According to Fletcher, direct evidence by eye-witnesses, people who say 'I saw this' or 'this happened to me', is very difficult to imply the presence of a wide spread pattern. She rather suggests that prosecutors should look for evidence of orders and policy that implies that political or military leaders had sat down and planned an attack. This can be either in the form of documentary evidence or testimonial evidence from someone who witnessed such meetings. She also talks about archival evidence that can be in the form of reports by academicians who have studied the war or newspaper reports that covered the war or had published interviews of commanders of either the perpetrators or the rebels.
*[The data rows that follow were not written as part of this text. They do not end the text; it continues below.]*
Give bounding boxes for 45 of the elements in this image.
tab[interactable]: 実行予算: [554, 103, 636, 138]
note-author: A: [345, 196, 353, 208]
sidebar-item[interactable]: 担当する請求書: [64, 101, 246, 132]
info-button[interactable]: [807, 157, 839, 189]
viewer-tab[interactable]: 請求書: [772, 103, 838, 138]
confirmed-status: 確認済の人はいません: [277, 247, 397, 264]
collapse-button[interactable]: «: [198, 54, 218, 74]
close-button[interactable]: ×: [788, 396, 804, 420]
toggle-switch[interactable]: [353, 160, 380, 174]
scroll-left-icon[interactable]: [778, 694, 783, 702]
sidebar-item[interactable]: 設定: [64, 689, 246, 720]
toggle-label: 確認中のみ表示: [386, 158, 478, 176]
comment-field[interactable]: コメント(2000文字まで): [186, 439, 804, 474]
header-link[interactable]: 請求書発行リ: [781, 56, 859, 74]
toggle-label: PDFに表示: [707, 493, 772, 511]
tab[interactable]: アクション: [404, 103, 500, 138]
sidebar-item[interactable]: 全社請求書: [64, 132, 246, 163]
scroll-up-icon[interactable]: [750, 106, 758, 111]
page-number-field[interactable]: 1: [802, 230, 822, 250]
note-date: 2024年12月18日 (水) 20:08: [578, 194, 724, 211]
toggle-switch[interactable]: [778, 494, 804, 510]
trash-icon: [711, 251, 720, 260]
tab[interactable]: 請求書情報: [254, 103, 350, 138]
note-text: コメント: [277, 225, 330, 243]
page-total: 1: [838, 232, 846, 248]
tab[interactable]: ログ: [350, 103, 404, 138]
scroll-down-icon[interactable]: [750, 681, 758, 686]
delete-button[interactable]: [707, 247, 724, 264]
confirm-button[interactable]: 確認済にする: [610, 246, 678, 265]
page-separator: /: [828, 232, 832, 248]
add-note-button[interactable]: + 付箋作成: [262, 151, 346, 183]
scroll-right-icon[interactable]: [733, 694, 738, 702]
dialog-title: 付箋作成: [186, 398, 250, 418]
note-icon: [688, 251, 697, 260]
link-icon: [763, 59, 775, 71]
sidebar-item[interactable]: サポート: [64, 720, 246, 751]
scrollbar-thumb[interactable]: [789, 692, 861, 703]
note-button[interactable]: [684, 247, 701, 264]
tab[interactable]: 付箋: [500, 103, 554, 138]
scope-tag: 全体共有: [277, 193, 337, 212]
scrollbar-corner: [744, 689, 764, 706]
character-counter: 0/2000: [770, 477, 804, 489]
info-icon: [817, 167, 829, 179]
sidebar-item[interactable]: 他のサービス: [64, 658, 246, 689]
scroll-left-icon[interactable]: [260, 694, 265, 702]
Journalists who had taken interviews of such people at the time of the atrocities can also provide evidence. “Another source of evidence is if you can find unit commanders and they provide evidence that 'these were my orders and so this is what I carried out'. These can be used to show that the crimes carried out were widespread and systematic,” opines Fletcher.

Reflecting on sexual violence, Fletcher agrees that the inhibitions in conservative societies like ours in prosecuting such crimes create a huge obstacle. “In all of the conflicts there has been sexual violence and all of the tribunals face challenges to have victims and witnesses come forward and testify. You need strong victims and witness support so that witnesses and victims feel comfortable and protected in order to come forward. In those tribunals there are measures that the court can take to protect the identity of the victims from being disclosed publicly, they can provide measures to protect the security of victims and witnesses,” she says. However she believes that conducting prosecution of crimes of sexual violence is not impossible, as successful prosecutions have taken place in Yugoslavia, Rwanda and the Sierra Leone.

According to Fletcher's research on countries that have used transitional justice, the rule of law is very central to national war crimes tribunals. Her study shows that communities that did not have confidence in domestic courts would prefer international courts to provide a fair trial for justice. She gives the example of South Africa, where there was a fairly strong rule of law even under the Apartheid regime. “The courts were seen as independent and capable of delivering justice within the limits of the Apartheid regime. In comparison, Sierra Leone had a very weak rule of law and hybrid tribunal, meaning that it was an agreement between the government of Sierra Leone and the United Nations and there was a combinations of international judges and domestic judges,” she states. She also gives the example of Guatemala that has a weak rule of law but constructed a UN sponsored truth commission that issued a report and continued with its other transitional justice measures.

To ensure the transparency and international acceptance of the war crime tribunals that are about to take place in Bangladesh, Fletcher observes that two components should be ensured. Firstly, the laws and the regulations should conform with human rights standards so that the trial is fair and secondly the trials should be conducted effectively such that the convictions are seen to be legitimate so that society and victims feel that justice has been done.

While the present government has taken up the task of putting an end to the impunity for the perpetrators of the 1971 war, the path ahead is not easy. Nations that have used different mechanisms of transitional justice had to go through a long and complex process either in formulating laws or implementing the procedures of the prosecution. Similarly, the case for Bangladesh will be no different, thus our duty as citizens who are awaiting justice for the last forty years should be to keep our perseverance and not give up hope.